PDA

Click to See Complete Forum and Search --> : [SQL] Elminating duplicate rows from a table


mendhak
Mar 13th, 2006, 03:59 AM
How to remove all duplicate rows from a SQL Server table


DECLARE @iErrorVar int,

@vchFirstname INT,

@iReturnCode int,

@vchAddress1 varchar(100),

@iCount int,

@chCount char(3),

@nvchCommand nvarchar(4000)


DECLARE DelDupe CURSOR FOR

SELECT COUNT(*) AS Amount,

liCompanyId

FROM CompanyDetails

GROUP BY liCompanyId

HAVING COUNT(*) > 1


OPEN DelDupe

FETCH NEXT FROM DelDupe INTO @iCount,

@vchFirstname

WHILE (@@fetch_status = 0)

BEGIN



SELECT @iCount = @iCount - 1

SELECT @chCount = CONVERT(char(3),@iCount)

--Now we can build our dynamic ROWCOUNT and DELETE statement:

SELECT @nvchCommand = N'SET ROWCOUNT ' + @chCount + ' DELETE FROM CompanyDetails WHERE liCompanyId = ' + CONVERT(VARCHAR(20),@vchFirstname)

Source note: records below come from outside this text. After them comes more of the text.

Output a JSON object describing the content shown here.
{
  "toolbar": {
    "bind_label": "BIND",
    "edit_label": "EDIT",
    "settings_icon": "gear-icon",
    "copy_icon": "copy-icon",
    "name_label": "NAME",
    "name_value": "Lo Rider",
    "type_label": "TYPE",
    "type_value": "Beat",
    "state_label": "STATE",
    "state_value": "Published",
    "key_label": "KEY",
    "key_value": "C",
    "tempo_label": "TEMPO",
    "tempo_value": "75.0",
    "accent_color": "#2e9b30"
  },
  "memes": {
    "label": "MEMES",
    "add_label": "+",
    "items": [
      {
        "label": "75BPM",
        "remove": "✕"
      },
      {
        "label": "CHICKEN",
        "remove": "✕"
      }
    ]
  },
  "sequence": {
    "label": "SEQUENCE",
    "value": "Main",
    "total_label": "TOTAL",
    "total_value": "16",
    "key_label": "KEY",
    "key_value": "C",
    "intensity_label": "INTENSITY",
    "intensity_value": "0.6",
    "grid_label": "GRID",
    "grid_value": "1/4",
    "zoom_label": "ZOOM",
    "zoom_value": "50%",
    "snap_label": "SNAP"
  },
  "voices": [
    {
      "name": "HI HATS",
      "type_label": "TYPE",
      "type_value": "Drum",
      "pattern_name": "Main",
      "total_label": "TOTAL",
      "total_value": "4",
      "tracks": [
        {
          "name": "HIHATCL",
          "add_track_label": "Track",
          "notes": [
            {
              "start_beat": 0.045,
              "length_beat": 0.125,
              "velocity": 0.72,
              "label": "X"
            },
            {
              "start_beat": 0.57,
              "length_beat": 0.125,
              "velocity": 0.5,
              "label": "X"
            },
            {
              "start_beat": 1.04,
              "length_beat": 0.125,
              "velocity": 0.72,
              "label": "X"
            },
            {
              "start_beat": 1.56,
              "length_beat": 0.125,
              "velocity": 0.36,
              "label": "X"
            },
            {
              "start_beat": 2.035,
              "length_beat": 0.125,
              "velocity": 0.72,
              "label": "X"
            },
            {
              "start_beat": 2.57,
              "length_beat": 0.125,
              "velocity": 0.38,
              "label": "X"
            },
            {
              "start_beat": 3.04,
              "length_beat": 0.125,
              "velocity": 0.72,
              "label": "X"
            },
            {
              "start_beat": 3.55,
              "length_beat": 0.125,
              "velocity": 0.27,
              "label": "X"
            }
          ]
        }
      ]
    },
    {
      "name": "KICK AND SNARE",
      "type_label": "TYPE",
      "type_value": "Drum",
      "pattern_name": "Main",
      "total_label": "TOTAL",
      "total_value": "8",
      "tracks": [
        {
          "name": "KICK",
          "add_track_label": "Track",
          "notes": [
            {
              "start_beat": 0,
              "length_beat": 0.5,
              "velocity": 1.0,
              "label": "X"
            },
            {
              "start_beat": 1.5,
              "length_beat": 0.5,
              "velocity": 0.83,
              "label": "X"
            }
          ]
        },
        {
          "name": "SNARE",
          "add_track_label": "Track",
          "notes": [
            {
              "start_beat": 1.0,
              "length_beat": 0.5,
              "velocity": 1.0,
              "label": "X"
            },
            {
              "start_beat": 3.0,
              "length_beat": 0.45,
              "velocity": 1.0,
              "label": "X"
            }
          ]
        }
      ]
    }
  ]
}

EXEC sp_executesql @nvchCommand

FETCH NEXT FROM DelDupe INTO @iCount,

@vchFirstName

END

CLOSE DelDupe

DEALLOCATE DelDupe




Substitute 'CompanyDetails' with your table name and liCompanyId with the primary key field of that table.

Shuja Ali
Mar 13th, 2006, 04:36 AM
How about using a simpler version Delete From
TABLE1
Where
PKFIELD Not In (
Select
Min(PKFIELD)
From
Table1
Group By
COLUMN1) Replace TABLE1 with the table name, PKFIELD with the primary Key field and Column1 with the column you are checking.

mendhak
Mar 13th, 2006, 09:51 AM
Won't that end up deleting nothing, since the duplicate rows have the same pkfield anyways? :confused:

techgnome
Mar 13th, 2006, 10:08 AM
Then it's not a true pkfield is it? The pkfield should be enforcing the uniqueness of the row.... that's what makes it the pkey..... or so I thought...

-tg

Shuja Ali
Mar 14th, 2006, 01:32 AM
Won't that end up deleting nothing, since the duplicate rows have the same pkfield anyways? :confused:Then that Primary Key field will not be a true PK Field.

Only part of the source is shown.